As restrictions eased, tea lessons started again. My teacher developed safety measures for performing tea ceremony and hosting guests, and I felt loved and hopeful, not least because she wanted to meet with her students in person. It seemed that each week we spent as much time sharing our joys and sorrows as we did studying and practicing. God gave me opportunities to speak words of comfort and to give permission to grieve. I realized that although large chakai provide opportunities to meet people, tea ceremony is better suited to intimate gatherings, allowing special connections to form between individual participants. Having learned how to host safely and inspired by my teacher’s care, I began to consider who I could invite for tea in my home.
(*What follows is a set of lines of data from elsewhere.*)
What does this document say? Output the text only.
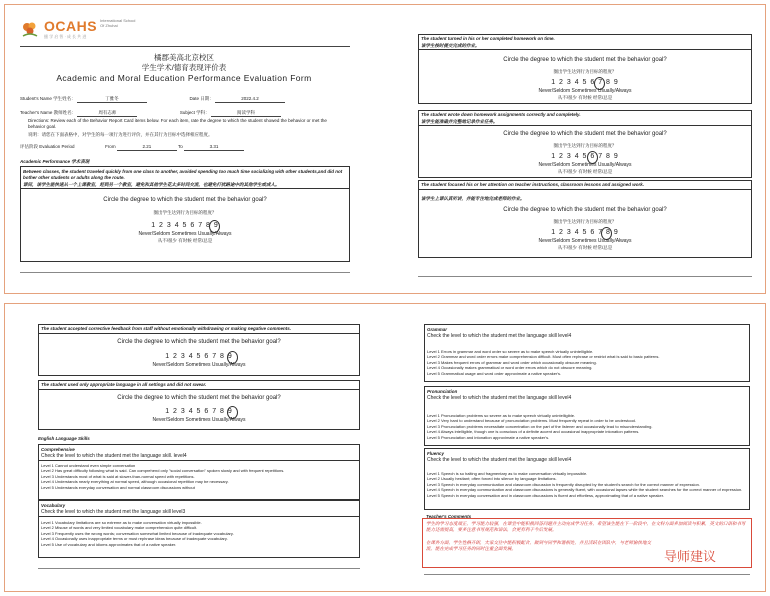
OCAHS International School
Of Zhuhai
播 学 启 智 · 成 长 共 进
橘郡美高北京校区
学生学术/德育表现评价表
Academic and Moral Education Performance Evaluation Form
Student's Name 学生姓名：	丁雅冬	Date 日期：	2022.4.2
Teacher's Name 教师姓名：	周有志师	Subject 学科：	阅读学科
Directions: Review each of the Behavior Report Card items below. For each item, rate the degree to which the student showed the behavior or met the behavior goal.
说明：请您在下面表格中，对学生的每一项行为进行评价，并在其行为目标中选择相应程度。
评估阶段 Evaluation Period	From	2.21	To	3.31
Academic Performance 学术表现
Between classes, the student traveled quickly from one class to another, avoided spending too much time socializing with other students,and did not bother other students or adults along the route.
课间，该学生能快速从一个上课教室，赶到另一个教室，避免和其他学生花太多时间交流，也避免打扰路途中的其他学生或成人。
Circle the degree to which the student met the behavior goal?
圈出学生达到行为目标的程度？
1 2 3 4 5 6 7 8 9
Never/Seldom Sometimes Usually/Always
从不/很少 有时候 经常/总是
The student turned in his or her completed homework on time.
该学生按时提交完成的作业。
Circle the degree to which the student met the behavior goal?
圈出学生达到行为目标的程度？
1 2 3 4 5 6 7 8 9
Never/Seldom Sometimes Usually/Always
从不/很少 有时候 经常/总是
The student wrote down homework assignments correctly and completely.
该学生能准确并完整地记录作业任务。
Circle the degree to which the student met the behavior goal?
圈出学生达到行为目标的程度？
1 2 3 4 5 6 7 8 9
Never/Seldom Sometimes Usually/Always
从不/很少 有时候 经常/总是
The student focused his or her attention on teacher instructions, classroom lessons and assigned work.
该学生上课认真听讲，并能专注地完成老师的作业。
Circle the degree to which the student met the behavior goal?
圈出学生达到行为目标的程度？
1 2 3 4 5 6 7 8 9
Never/Seldom Sometimes Usually/Always
从不/很少 有时候 经常/总是
The student accepted corrective feedback from staff without emotionally withdrawing or making negative comments.
Circle the degree to which the student met the behavior goal?
1 2 3 4 5 6 7 8 9
Never/Seldom Sometimes Usually/Always
The student used only appropriate language in all settings and did not swear.
Circle the degree to which the student met the behavior goal?
1 2 3 4 5 6 7 8 9
Never/Seldom Sometimes Usually/Always
English Language Skills
Comprehensive
Check the level to which the student met the language skill. level4
Level 1 Cannot understand even simple conversation
Level 2 Has great difficulty following what is said. Can comprehend only "social conversation" spoken slowly and with frequent repetitions.
Level 3 Understands most of what is said at slower-than-normal speed with repetitions.
Level 4 Understands nearly everything at normal speed, although occasional repetition may be necessary.
Level 5 Understands everyday conversation and normal classroom discussions without
Vocabulary
Check the level to which the student met the language skill level3
Level 1 Vocabulary limitations are so extreme as to make conversation virtually impossible.
Level 2 Misuse of words and very limited vocabulary make comprehension quite difficult.
Level 3 Frequently uses the wrong words; conversation somewhat limited because of inadequate vocabulary.
Level 4 Occasionally uses inappropriate terms or must rephrase ideas because of inadequate vocabulary.
Level 5 Use of vocabulary and idioms approximates that of a native speaker.
Grammar
Check the level to which the student met the language skill level4
Level 1 Errors in grammar and word order so severe as to make speech virtually unintelligible.
Level 2 Grammar and word order errors make comprehension difficult. Must often rephrase or restrict what is said to basic patterns.
Level 3 Makes frequent errors of grammar and word order which occasionally obscure meaning.
Level 4 Occasionally makes grammatical or word order errors which do not obscure meaning.
Level 5 Grammatical usage and word order approximate a native speaker's.
Pronunciation
Check the level to which the student met the language skill level4
Level 1 Pronunciation problems so severe as to make speech virtually unintelligible.
Level 2 Very hard to understand because of pronunciation problems. Must frequently repeat in order to be understood.
Level 3 Pronunciation problems necessitate concentration on the part of the listener and occasionally lead to misunderstanding.
Level 4 Always intelligible, though one is conscious of a definite accent and occasional inappropriate intonation patterns.
Level 5 Pronunciation and intonation approximate a native speaker's.
Fluency
Check the level to which the student met the language skill level4
Level 1 Speech is so halting and fragmentary as to make conversation virtually impossible.
Level 2 Usually hesitant; often forced into silence by language limitations.
Level 3 Speech in everyday communication and classroom discussion is frequently disrupted by the student's search for the correct manner of expression.
Level 4 Speech in everyday communication and classroom discussions is generally fluent, with occasional lapses while the student searches for the correct manner of expression.
Level 5 Speech in everyday conversation and in classroom discussions is fluent and effortless, approximating that of a native speaker.
Teacher's Comments
学生的学习态度端正，学习能力较强，在课堂中能积极回答问题并主动完成学习任务，希望该生能在下一阶段中，在文科方面多加阅读与积累，英文的口语和书写能力还需提高，要多注意书写规范和语法，会更有利于今后发展。
在课外方面，学生性格开朗，大家交往中能积极配合，做到与同学和谐相处，并且活跃在团队中，与老师愉快地交流，能在完成学习任务的同时注重全面发展。
导师建议
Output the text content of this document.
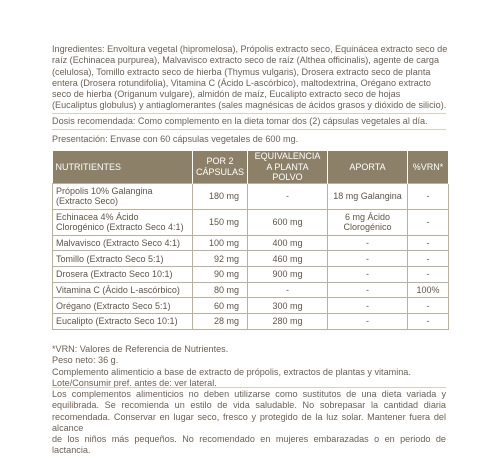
Ingredientes: Envoltura vegetal (hipromelosa), Própolis extracto seco, Equinácea extracto seco de
raíz (Echinacea purpurea), Malvavisco extracto seco de raíz (Althea officinalis), agente de carga
(celulosa), Tomillo extracto seco de hierba (Thymus vulgaris), Drosera extracto seco de planta
entera (Drosera rotundifolia), Vitamina C (Ácido L-ascórbico), maltodextrina, Orégano extracto
seco de hierba (Origanum vulgare), almidón de maíz, Eucalipto extracto seco de hojas
(Eucaliptus globulus) y antiaglomerantes (sales magnésicas de ácidos grasos y dióxido de silicio).
Dosis recomendada: Como complemento en la dieta tomar dos (2) cápsulas vegetales al día.
Presentación: Envase con 60 cápsulas vegetales de 600 mg.
NUTRITIENTES	POR 2 CÁPSULAS	EQUIVALENCIA A PLANTA POLVO	APORTA	%VRN*
Própolis 10% Galangina (Extracto Seco)	180 mg	-	18 mg Galangina	-
Echinacea 4% Ácido Clorogénico (Extracto Seco 4:1)	150 mg	600 mg	6 mg Ácido Clorogénico	-
Malvavisco (Extracto Seco 4:1)	100 mg	400 mg	-	-
Tomillo (Extracto Seco 5:1)	92 mg	460 mg	-	-
Drosera (Extracto Seco 10:1)	90 mg	900 mg	-	-
Vitamina C (Ácido L-ascórbico)	80 mg	-	-	100%
Orégano (Extracto Seco 5:1)	60 mg	300 mg	-	-
Eucalipto (Extracto Seco 10:1)	28 mg	280 mg	-	-
*VRN: Valores de Referencia de Nutrientes.
Peso neto: 36 g.
Complemento alimenticio a base de extracto de própolis, extractos de plantas y vitamina.
Lote/Consumir pref. antes de: ver lateral.
Los complementos alimenticios no deben utilizarse como sustitutos de una dieta variada y
equilibrada. Se recomienda un estilo de vida saludable. No sobrepasar la cantidad diaria
recomendada. Conservar en lugar seco, fresco y protegido de la luz solar. Mantener fuera del alcance
de los niños más pequeños. No recomendado en mujeres embarazadas o en periodo de lactancia.
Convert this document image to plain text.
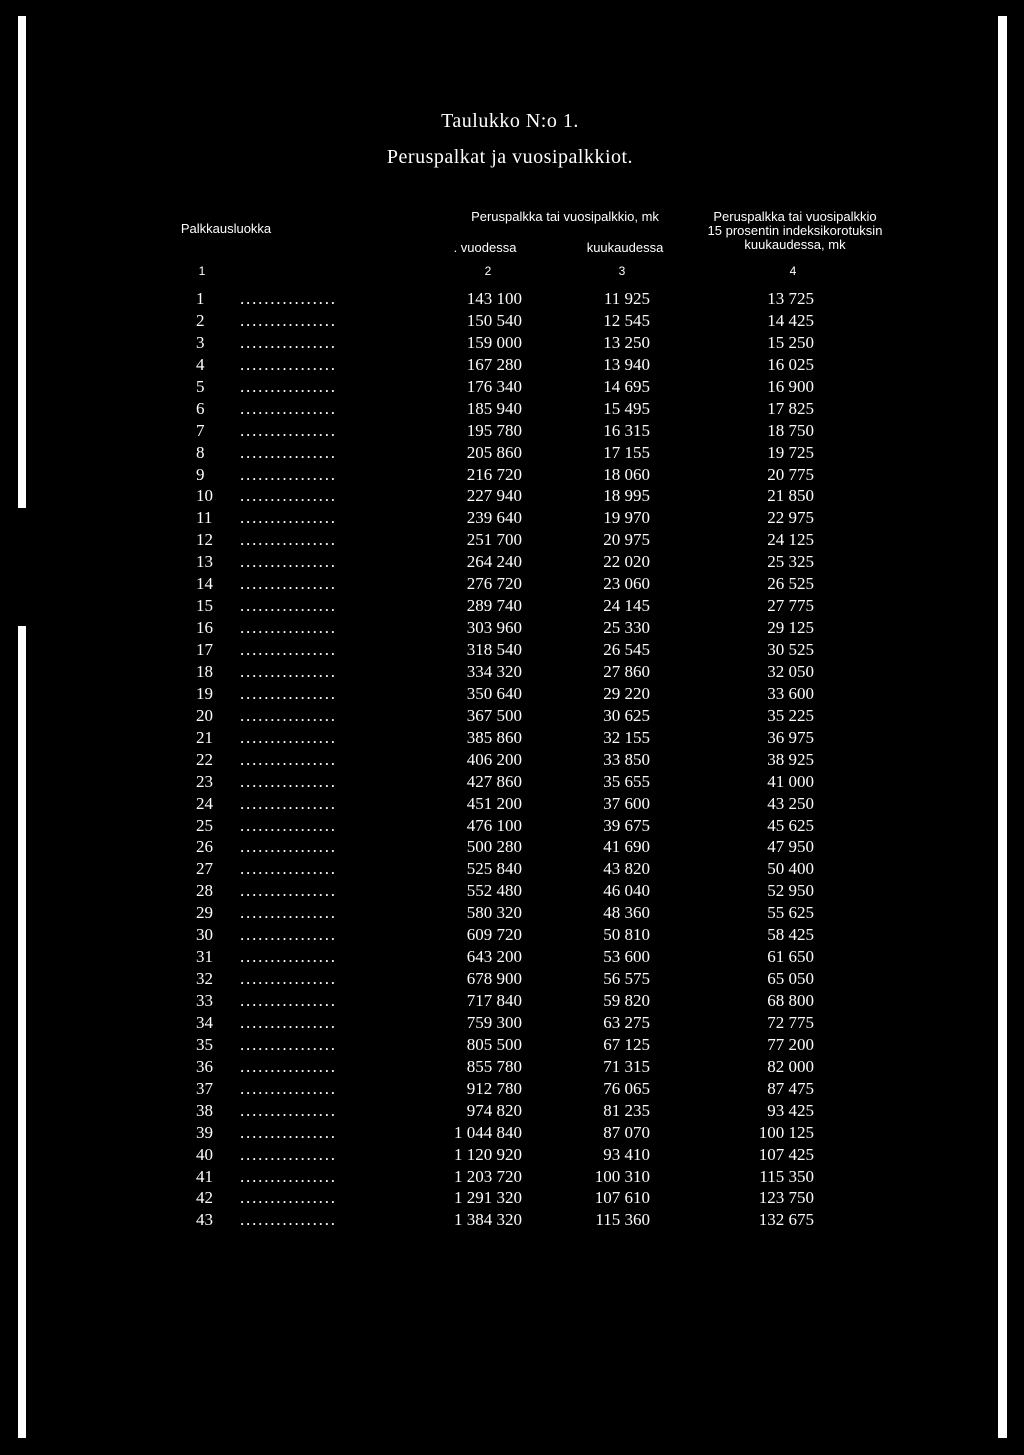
Taulukko N:o 1.
Peruspalkat ja vuosipalkkiot.
Palkkausluokka
Peruspalkka tai vuosipalkkio, mk
. vuodessa	kuukaudessa
Peruspalkka tai vuosipalkkio
15 prosentin indeksikorotuksin
kuukaudessa, mk
1	2	3	4
1	................	143 100	11 925	13 725
2	................	150 540	12 545	14 425
3	................	159 000	13 250	15 250
4	................	167 280	13 940	16 025
5	................	176 340	14 695	16 900
6	................	185 940	15 495	17 825
7	................	195 780	16 315	18 750
8	................	205 860	17 155	19 725
9	................	216 720	18 060	20 775
10	................	227 940	18 995	21 850
11	................	239 640	19 970	22 975
12	................	251 700	20 975	24 125
13	................	264 240	22 020	25 325
14	................	276 720	23 060	26 525
15	................	289 740	24 145	27 775
16	................	303 960	25 330	29 125
17	................	318 540	26 545	30 525
18	................	334 320	27 860	32 050
19	................	350 640	29 220	33 600
20	................	367 500	30 625	35 225
21	................	385 860	32 155	36 975
22	................	406 200	33 850	38 925
23	................	427 860	35 655	41 000
24	................	451 200	37 600	43 250
25	................	476 100	39 675	45 625
26	................	500 280	41 690	47 950
27	................	525 840	43 820	50 400
28	................	552 480	46 040	52 950
29	................	580 320	48 360	55 625
30	................	609 720	50 810	58 425
31	................	643 200	53 600	61 650
32	................	678 900	56 575	65 050
33	................	717 840	59 820	68 800
34	................	759 300	63 275	72 775
35	................	805 500	67 125	77 200
36	................	855 780	71 315	82 000
37	................	912 780	76 065	87 475
38	................	974 820	81 235	93 425
39	................	1 044 840	87 070	100 125
40	................	1 120 920	93 410	107 425
41	................	1 203 720	100 310	115 350
42	................	1 291 320	107 610	123 750
43	................	1 384 320	115 360	132 675
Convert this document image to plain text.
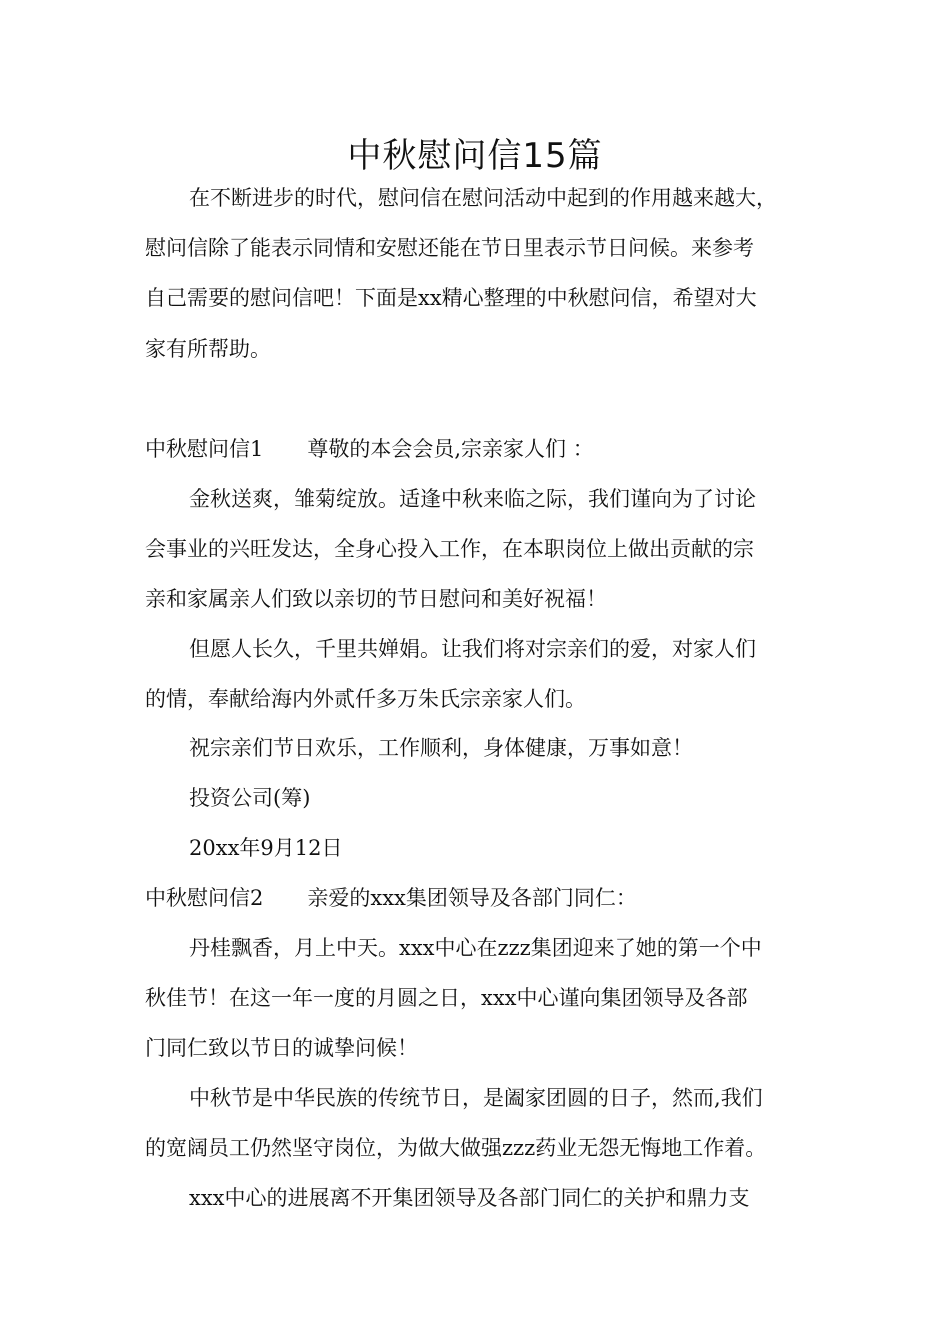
中秋慰问信15篇
在不断进步的时代，慰问信在慰问活动中起到的作用越来越大，
慰问信除了能表示同情和安慰还能在节日里表示节日问候。来参考
自己需要的慰问信吧！下面是xx精心整理的中秋慰问信，希望对大
家有所帮助。
中秋慰问信1 尊敬的本会会员,宗亲家人们 ：
金秋送爽，雏菊绽放。适逢中秋来临之际，我们谨向为了讨论
会事业的兴旺发达，全身心投入工作，在本职岗位上做出贡献的宗
亲和家属亲人们致以亲切的节日慰问和美好祝福！
但愿人长久，千里共婵娟。让我们将对宗亲们的爱，对家人们
的情，奉献给海内外贰仟多万朱氏宗亲家人们。
祝宗亲们节日欢乐，工作顺利，身体健康，万事如意！
投资公司(筹)
20xx年9月12日
中秋慰问信2 亲爱的xxx集团领导及各部门同仁：
丹桂飘香，月上中天。xxx中心在zzz集团迎来了她的第一个中
秋佳节！在这一年一度的月圆之日，xxx中心谨向集团领导及各部
门同仁致以节日的诚挚问候！
中秋节是中华民族的传统节日，是阖家团圆的日子，然而,我们
的宽阔员工仍然坚守岗位，为做大做强zzz药业无怨无悔地工作着。
xxx中心的进展离不开集团领导及各部门同仁的关护和鼎力支
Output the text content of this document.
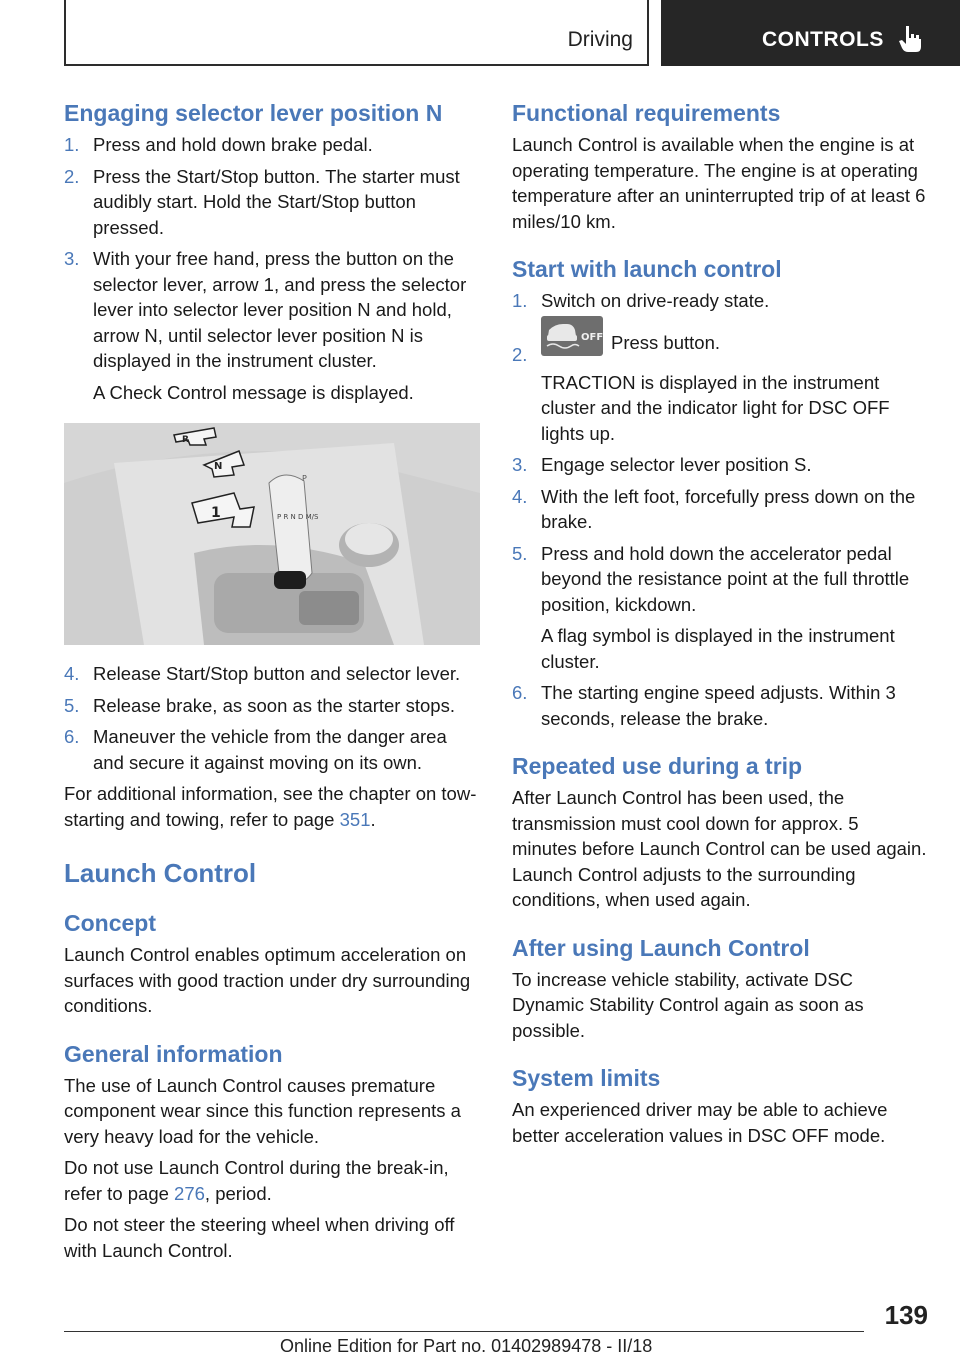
Driving	CONTROLS
Engaging selector lever position N
1. Press and hold down brake pedal.
2. Press the Start/Stop button. The starter must audibly start. Hold the Start/Stop button pressed.
3. With your free hand, press the button on the selector lever, arrow 1, and press the selector lever into selector lever position N and hold, arrow N, until selector lever position N is displayed in the instrument cluster.
A Check Control message is displayed.
P
P R N D M/S
R
N
1
4. Release Start/Stop button and selector lever.
5. Release brake, as soon as the starter stops.
6. Maneuver the vehicle from the danger area and secure it against moving on its own.

For additional information, see the chapter on tow-starting and towing, refer to page 351.

Launch Control
Concept

Launch Control enables optimum acceleration on surfaces with good traction under dry surrounding conditions.

General information

The use of Launch Control causes premature component wear since this function represents a very heavy load for the vehicle.

Do not use Launch Control during the break-in, refer to page 276, period.

Do not steer the steering wheel when driving off with Launch Control.

Functional requirements

Launch Control is available when the engine is at operating temperature. The engine is at operating temperature after an uninterrupted trip of at least 6 miles/10 km.

Start with launch control
1. Switch on drive-ready state.
2.
OFF Press button.
TRACTION is displayed in the instrument cluster and the indicator light for DSC OFF lights up.
3. Engage selector lever position S.
4. With the left foot, forcefully press down on the brake.
5. Press and hold down the accelerator pedal beyond the resistance point at the full throttle position, kickdown.
A flag symbol is displayed in the instrument cluster.
6. The starting engine speed adjusts. Within 3 seconds, release the brake.
Repeated use during a trip

After Launch Control has been used, the transmission must cool down for approx. 5 minutes before Launch Control can be used again. Launch Control adjusts to the surrounding conditions, when used again.

After using Launch Control

To increase vehicle stability, activate DSC Dynamic Stability Control again as soon as possible.

System limits

An experienced driver may be able to achieve better acceleration values in DSC OFF mode.

139
Online Edition for Part no. 01402989478 - II/18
Before COVID-19, chakai-level of hospitality seemed a luxurious waste. When I host guests for tea, I start planning weeks in advance. What will be the theme of the gathering? What proverb or Bible verse should I display on the hanging scroll? Which utensils, sweets, and tea will suit the season, the occasion, and the taste of the guests? Sometimes I prepare a liturgy, weaving Scripture, songs, and poetry into the movements of tea ceremony and linking the bread and wine of communion with matcha and manju (steamed buns filled with red bean paste). With practice and cleaning thrown in, preparations take at least a solid week of work—all for only a few guests. No two chakai are alike. But with gatherings limited by COVID-19, I became free to lavish care on those around me.
In June, I hosted my kimono circle for ikebana and tea, with a liturgy based on Psalm 103 and Matthew 6:26–33. In July, I recycled my wedding liturgy into a fifteenth anniversary chakai just for Keith and me. In August, I hosted my tea ceremony class and challenged myself to make lunch as well. In September, a few people from my church community came for communion-tea with a liturgy based on Psalm 51; I used the same liturgy to host a group of missionary colleagues for communion in October. In November, my church community grieved and rejoiced together with a Thanksgiving chakai based on Habakkuk 3.
Guests expressed delight in the rooted, five-senses richness of tea ceremony, a welcome break from Zoom meetings. Several missionary colleagues had not been served communion in six months. One friend pointed out that when each person’s bowl of tea was individually, lovingly prepared, rather than using one communal bowl, as for koicha, it reminded her of God’s love for each of us as individuals, even as we gathered in community. As I enjoyed the responses of my guests, God confirmed to me that I was participating in the work of healing—that what I offered my guests might be luxurious, but it wasn’t a waste.
Tea ceremony is the way God has gifted me to care for myself, for fellow missionaries, for people at church, and for friends. We all need intentional connection with God, with people, and with the physical world in this fragmented time.
You may be skilled at connecting with people by Zoom. If so, go forward in God’s power! But if, like me, you feel called to physical presence, take heart and embrace your calling and giftedness. We have the opportunity now to reach more people than ever using online tools, but God also invites each of us to go deep with a few special people—the people God has uniquely gifted us to care for and reach.